= National Democratic Congress (Zambia) =

Political party in Zambia

The National Democratic Congress (NDC) is a political party in Zambia. It was formed by former Information minister Chishimba Kambwili after he was fired from the ruling Patriotic Front by President Edgar Lungu in 2017.

== History ==
Kambwili had been a fierce critic of President Lungu since he was relieved off his duties in 2017. In 2018, the NDC was banned from holding public meetings and Kambwili was arrested for inciting public violence. In late 2018, the NDC became a member of the Opposition Alliance.

In April 2021, there was a leadership dispute between Chishimba Kambwili and Josephs Akafumba which had split the NDC into two party factions. Chishimba Kambwili remained the president of one faction and Josephs Akafumba became the president of the other faction. Saboi Imboela (who had been the NDC spokesperson since April 2019) was appointed as the vice-president of the Kambwili-led NDC faction at a convention. Within a short time, Kambwili had left the NDC in order to campaign for his former party (the Patriotic Front) ahead of the 2021 general election and so, Imboela took up the position of acting president for her faction of the NDC.

The NDC faction led by Josephs Akafumba remained a member of the Opposition Alliance, which got renamed to the UPND Alliance in February 2021. The alliance members all endorsed Hakainde Hichilema of the United Party for National Development for presidency in the 2021 general election, together with endorsing UPND to field all elective positions for that election, which meant that the NDC itself would not take part in the election.

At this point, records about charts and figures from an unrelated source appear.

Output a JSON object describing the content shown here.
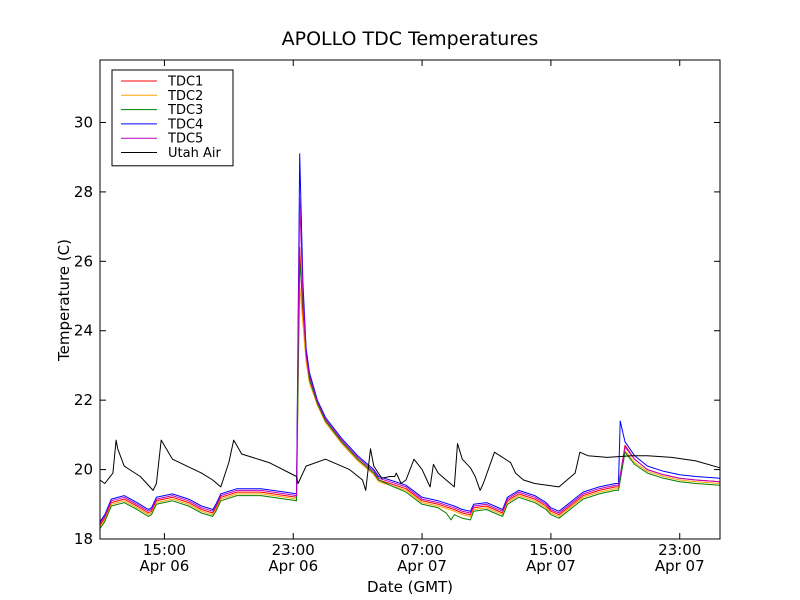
{
  "chart_data": {
    "type": "line",
    "title": "APOLLO TDC Temperatures",
    "xlabel": "Date (GMT)",
    "ylabel": "Temperature (C)",
    "xlim": [
      0,
      38.5
    ],
    "ylim": [
      18,
      31.8
    ],
    "x_unit": "hours since Apr 06 11:00 GMT",
    "yticks": [
      18,
      20,
      22,
      24,
      26,
      28,
      30
    ],
    "ytick_labels": [
      "18",
      "20",
      "22",
      "24",
      "26",
      "28",
      "30"
    ],
    "xticks": [
      {
        "x": 4,
        "time": "15:00",
        "date": "Apr 06"
      },
      {
        "x": 12,
        "time": "23:00",
        "date": "Apr 06"
      },
      {
        "x": 20,
        "time": "07:00",
        "date": "Apr 07"
      },
      {
        "x": 28,
        "time": "15:00",
        "date": "Apr 07"
      },
      {
        "x": 36,
        "time": "23:00",
        "date": "Apr 07"
      }
    ],
    "legend_position": "top-left",
    "series": [
      {
        "name": "TDC1",
        "color": "#ff0000",
        "x": [
          0,
          0.3,
          0.7,
          1.5,
          2.3,
          3.0,
          3.2,
          3.5,
          4.5,
          5.5,
          6.3,
          7.0,
          7.2,
          7.5,
          8.5,
          10,
          11.5,
          12.2,
          12.4,
          12.6,
          12.8,
          13,
          13.5,
          14,
          15,
          16,
          16.5,
          17,
          17.3,
          18,
          19,
          20,
          21,
          22,
          22.5,
          23,
          23.2,
          24,
          24.5,
          25,
          25.3,
          26,
          27,
          27.7,
          28,
          28.5,
          30,
          31,
          32,
          32.2,
          32.6,
          33.2,
          34,
          35,
          36,
          37,
          38.5
        ],
        "y": [
          18.4,
          18.6,
          19.05,
          19.15,
          18.95,
          18.75,
          18.8,
          19.1,
          19.2,
          19.05,
          18.85,
          18.75,
          18.9,
          19.2,
          19.35,
          19.35,
          19.25,
          19.2,
          26.4,
          24.4,
          23.2,
          22.6,
          21.9,
          21.4,
          20.8,
          20.3,
          20.1,
          19.9,
          19.7,
          19.6,
          19.45,
          19.1,
          19.0,
          18.85,
          18.75,
          18.7,
          18.9,
          18.95,
          18.85,
          18.75,
          19.1,
          19.3,
          19.15,
          18.95,
          18.8,
          18.7,
          19.25,
          19.4,
          19.5,
          19.5,
          20.7,
          20.3,
          20.0,
          19.85,
          19.75,
          19.7,
          19.65
        ]
      },
      {
        "name": "TDC2",
        "color": "#ffa500",
        "x": [
          0,
          0.3,
          0.7,
          1.5,
          2.3,
          3.0,
          3.2,
          3.5,
          4.5,
          5.5,
          6.3,
          7.0,
          7.2,
          7.5,
          8.5,
          10,
          11.5,
          12.2,
          12.4,
          12.6,
          12.8,
          13,
          13.5,
          14,
          15,
          16,
          16.5,
          17,
          17.3,
          18,
          19,
          20,
          21,
          22,
          22.5,
          23,
          23.2,
          24,
          24.5,
          25,
          25.3,
          26,
          27,
          27.7,
          28,
          28.5,
          30,
          31,
          32,
          32.2,
          32.6,
          33.2,
          34,
          35,
          36,
          37,
          38.5
        ],
        "y": [
          18.35,
          18.55,
          19.0,
          19.1,
          18.9,
          18.7,
          18.75,
          19.05,
          19.15,
          19.0,
          18.8,
          18.7,
          18.85,
          19.15,
          19.3,
          19.3,
          19.2,
          19.15,
          25.3,
          24.2,
          23.1,
          22.5,
          21.85,
          21.35,
          20.75,
          20.25,
          20.05,
          19.85,
          19.65,
          19.55,
          19.4,
          19.05,
          18.95,
          18.8,
          18.7,
          18.65,
          18.85,
          18.9,
          18.8,
          18.7,
          19.05,
          19.25,
          19.1,
          18.9,
          18.75,
          18.65,
          19.2,
          19.35,
          19.45,
          19.45,
          20.55,
          20.2,
          19.95,
          19.8,
          19.7,
          19.65,
          19.6
        ]
      },
      {
        "name": "TDC3",
        "color": "#008000",
        "x": [
          0,
          0.3,
          0.7,
          1.5,
          2.3,
          3.0,
          3.2,
          3.5,
          4.5,
          5.5,
          6.3,
          7.0,
          7.2,
          7.5,
          8.5,
          10,
          11.5,
          12.2,
          12.4,
          12.6,
          12.8,
          13,
          13.5,
          14,
          15,
          16,
          16.5,
          17,
          17.3,
          18,
          19,
          20,
          21,
          21.5,
          21.8,
          22,
          22.5,
          23,
          23.2,
          24,
          24.5,
          25,
          25.3,
          26,
          27,
          27.7,
          28,
          28.5,
          30,
          31,
          32,
          32.2,
          32.6,
          33.2,
          34,
          35,
          36,
          37,
          38.5
        ],
        "y": [
          18.3,
          18.5,
          18.95,
          19.05,
          18.85,
          18.65,
          18.7,
          19.0,
          19.1,
          18.95,
          18.75,
          18.65,
          18.8,
          19.1,
          19.25,
          19.25,
          19.15,
          19.1,
          26.0,
          24.8,
          23.4,
          22.6,
          21.9,
          21.4,
          20.8,
          20.3,
          20.1,
          19.9,
          19.7,
          19.55,
          19.35,
          19.0,
          18.9,
          18.75,
          18.55,
          18.7,
          18.6,
          18.55,
          18.8,
          18.85,
          18.75,
          18.65,
          19.0,
          19.2,
          19.05,
          18.85,
          18.7,
          18.6,
          19.15,
          19.3,
          19.4,
          19.4,
          20.5,
          20.15,
          19.9,
          19.75,
          19.65,
          19.6,
          19.55
        ]
      },
      {
        "name": "TDC4",
        "color": "#0000ff",
        "x": [
          0,
          0.3,
          0.7,
          1.5,
          2.3,
          3.0,
          3.2,
          3.5,
          4.5,
          5.5,
          6.3,
          7.0,
          7.2,
          7.5,
          8.5,
          10,
          11.5,
          12.2,
          12.4,
          12.6,
          12.8,
          13,
          13.5,
          14,
          15,
          16,
          16.5,
          17,
          17.3,
          18,
          19,
          20,
          21,
          22,
          22.5,
          23,
          23.2,
          24,
          24.5,
          25,
          25.3,
          26,
          27,
          27.7,
          28,
          28.5,
          30,
          31,
          32,
          32.2,
          32.3,
          32.6,
          33.2,
          34,
          35,
          36,
          37,
          38.5
        ],
        "y": [
          18.5,
          18.7,
          19.15,
          19.25,
          19.05,
          18.85,
          18.9,
          19.2,
          19.3,
          19.15,
          18.95,
          18.85,
          19.0,
          19.3,
          19.45,
          19.45,
          19.35,
          19.3,
          29.1,
          25.4,
          23.5,
          22.8,
          22.0,
          21.5,
          20.9,
          20.4,
          20.2,
          20.0,
          19.8,
          19.7,
          19.55,
          19.2,
          19.1,
          18.95,
          18.85,
          18.8,
          19.0,
          19.05,
          18.95,
          18.85,
          19.2,
          19.4,
          19.25,
          19.05,
          18.9,
          18.8,
          19.35,
          19.5,
          19.6,
          19.6,
          21.4,
          20.8,
          20.4,
          20.1,
          19.95,
          19.85,
          19.8,
          19.75
        ]
      },
      {
        "name": "TDC5",
        "color": "#bf00bf",
        "x": [
          0,
          0.3,
          0.7,
          1.5,
          2.3,
          3.0,
          3.2,
          3.5,
          4.5,
          5.5,
          6.3,
          7.0,
          7.2,
          7.5,
          8.5,
          10,
          11.5,
          12.2,
          12.4,
          12.6,
          12.8,
          13,
          13.5,
          14,
          15,
          16,
          16.5,
          17,
          17.3,
          18,
          19,
          20,
          21,
          22,
          22.5,
          23,
          23.2,
          24,
          24.5,
          25,
          25.3,
          26,
          27,
          27.7,
          28,
          28.5,
          30,
          31,
          32,
          32.2,
          32.6,
          33.2,
          34,
          35,
          36,
          37,
          38.5
        ],
        "y": [
          18.45,
          18.65,
          19.1,
          19.2,
          19.0,
          18.8,
          18.85,
          19.15,
          19.25,
          19.1,
          18.9,
          18.8,
          18.95,
          19.25,
          19.4,
          19.4,
          19.3,
          19.25,
          27.8,
          25.0,
          23.3,
          22.7,
          21.95,
          21.45,
          20.85,
          20.35,
          20.15,
          19.95,
          19.75,
          19.65,
          19.5,
          19.15,
          19.05,
          18.9,
          18.8,
          18.75,
          18.95,
          19.0,
          18.9,
          18.8,
          19.15,
          19.35,
          19.2,
          19.0,
          18.85,
          18.75,
          19.3,
          19.45,
          19.55,
          19.55,
          20.65,
          20.3,
          20.0,
          19.85,
          19.75,
          19.7,
          19.65
        ]
      },
      {
        "name": "Utah Air",
        "color": "#000000",
        "x": [
          0,
          0.3,
          0.8,
          1.0,
          1.1,
          1.5,
          2.5,
          3.3,
          3.5,
          3.8,
          4.5,
          6.3,
          7.0,
          7.5,
          8.0,
          8.3,
          8.8,
          10.5,
          12.2,
          12.3,
          12.8,
          14,
          15.5,
          16.3,
          16.5,
          16.8,
          17.0,
          17.5,
          18.0,
          18.3,
          18.4,
          18.7,
          19.0,
          19.5,
          20.0,
          20.3,
          20.5,
          20.7,
          21.0,
          21.5,
          22.0,
          22.2,
          22.5,
          23.0,
          23.3,
          23.6,
          23.8,
          24.5,
          25.5,
          25.8,
          26.3,
          27.0,
          28.5,
          29.5,
          29.8,
          30.3,
          31.5,
          33.0,
          34,
          35.5,
          37.0,
          38.5
        ],
        "y": [
          19.7,
          19.6,
          19.9,
          20.85,
          20.6,
          20.1,
          19.8,
          19.4,
          19.6,
          20.85,
          20.3,
          19.9,
          19.7,
          19.5,
          20.2,
          20.85,
          20.45,
          20.2,
          19.8,
          19.6,
          20.1,
          20.3,
          20.0,
          19.7,
          19.4,
          20.6,
          20.1,
          19.75,
          19.8,
          19.8,
          19.9,
          19.6,
          19.7,
          20.3,
          20.0,
          19.7,
          19.5,
          20.15,
          19.9,
          19.7,
          19.5,
          20.75,
          20.3,
          20.05,
          19.8,
          19.4,
          19.6,
          20.5,
          20.2,
          19.9,
          19.7,
          19.6,
          19.5,
          19.9,
          20.5,
          20.4,
          20.35,
          20.4,
          20.4,
          20.35,
          20.25,
          20.05
        ]
      }
    ]
  }
}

After the UPND won the 2021 general election, President Hakainde Hichilema decided to appoint Josephs Akafumba as the Permanent Secretary for the Ministry of Home Affairs. Akafumba accepted the role, which meant that he automatically stepped down from being the president of his NDC faction. Mwenya Musenge (a former secretary-general of the party) assumed the role of party president that month. In March 2022, Musenge was removed from his position as party president by the party's council and replaced by George Sichula for the interim. In November 2023, Sichula was appointed as the trade and economic secretary at the Zambia High Commission in Nigeria and therefore handed over the interim party presidency to Sam Nyirenda. In early 2025, it was reported that Joseph Kasonde was the party president.

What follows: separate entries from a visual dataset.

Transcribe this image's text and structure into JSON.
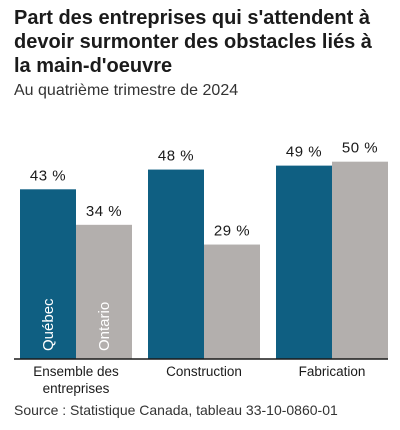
{
  "header": {
    "title": "Part des entreprises qui s'attendent à devoir surmonter des obstacles liés à la main-d'oeuvre",
    "subtitle": "Au quatrième trimestre de 2024"
  },
  "footer": {
    "source": "Source : Statistique Canada, tableau 33-10-0860-01"
  },
  "chart_data": {
    "type": "bar",
    "title": "Part des entreprises qui s'attendent à devoir surmonter des obstacles liés à la main-d'oeuvre",
    "subtitle": "Au quatrième trimestre de 2024",
    "categories": [
      [
        "Ensemble des",
        "entreprises"
      ],
      [
        "Construction"
      ],
      [
        "Fabrication"
      ]
    ],
    "series": [
      {
        "name": "Québec",
        "color": "#0f5f82",
        "values": [
          43,
          48,
          49
        ],
        "labels": [
          "43 %",
          "48 %",
          "49 %"
        ]
      },
      {
        "name": "Ontario",
        "color": "#b3afad",
        "values": [
          34,
          29,
          50
        ],
        "labels": [
          "34 %",
          "29 %",
          "50 %"
        ]
      }
    ],
    "ylim": [
      0,
      56
    ],
    "grid": false,
    "legend": "series names written vertically inside the first group's bars"
  }
}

In early 2024, the NDC faction led by Saboi Imboela was one of the political parties that founded the United Kwacha Alliance (UKA), an alliance of political parties.

In November 2025, Joseph Kasonde, who was the mobilization chairman in the UPND Alliance, had left the NDC in order to join the Citizens First party led by Harry Kalaba. During his resignation from the party, he handed over the party presidency to Saboi Imboela, thereby rendering that the NDC no-longer has two factions. Imboela would now be legally regarded as the president of the party going forward.

After this party leadership matter was resolved, the NDC decided to participate in the 2026 Chawama by-election by fielding a candidate by the name of James Phiri. He finished ninth out of the nine candidates that participated.

On 29 April 2026, the NDC joined the Revamp for Development Change (RDC) and the Citizens First (CF) party to form the CF Orange Alliance and endorse Harry Kalaba of the CF for presidency at the 2026 general election, indicating that the NDC will not field its own presidential candidate.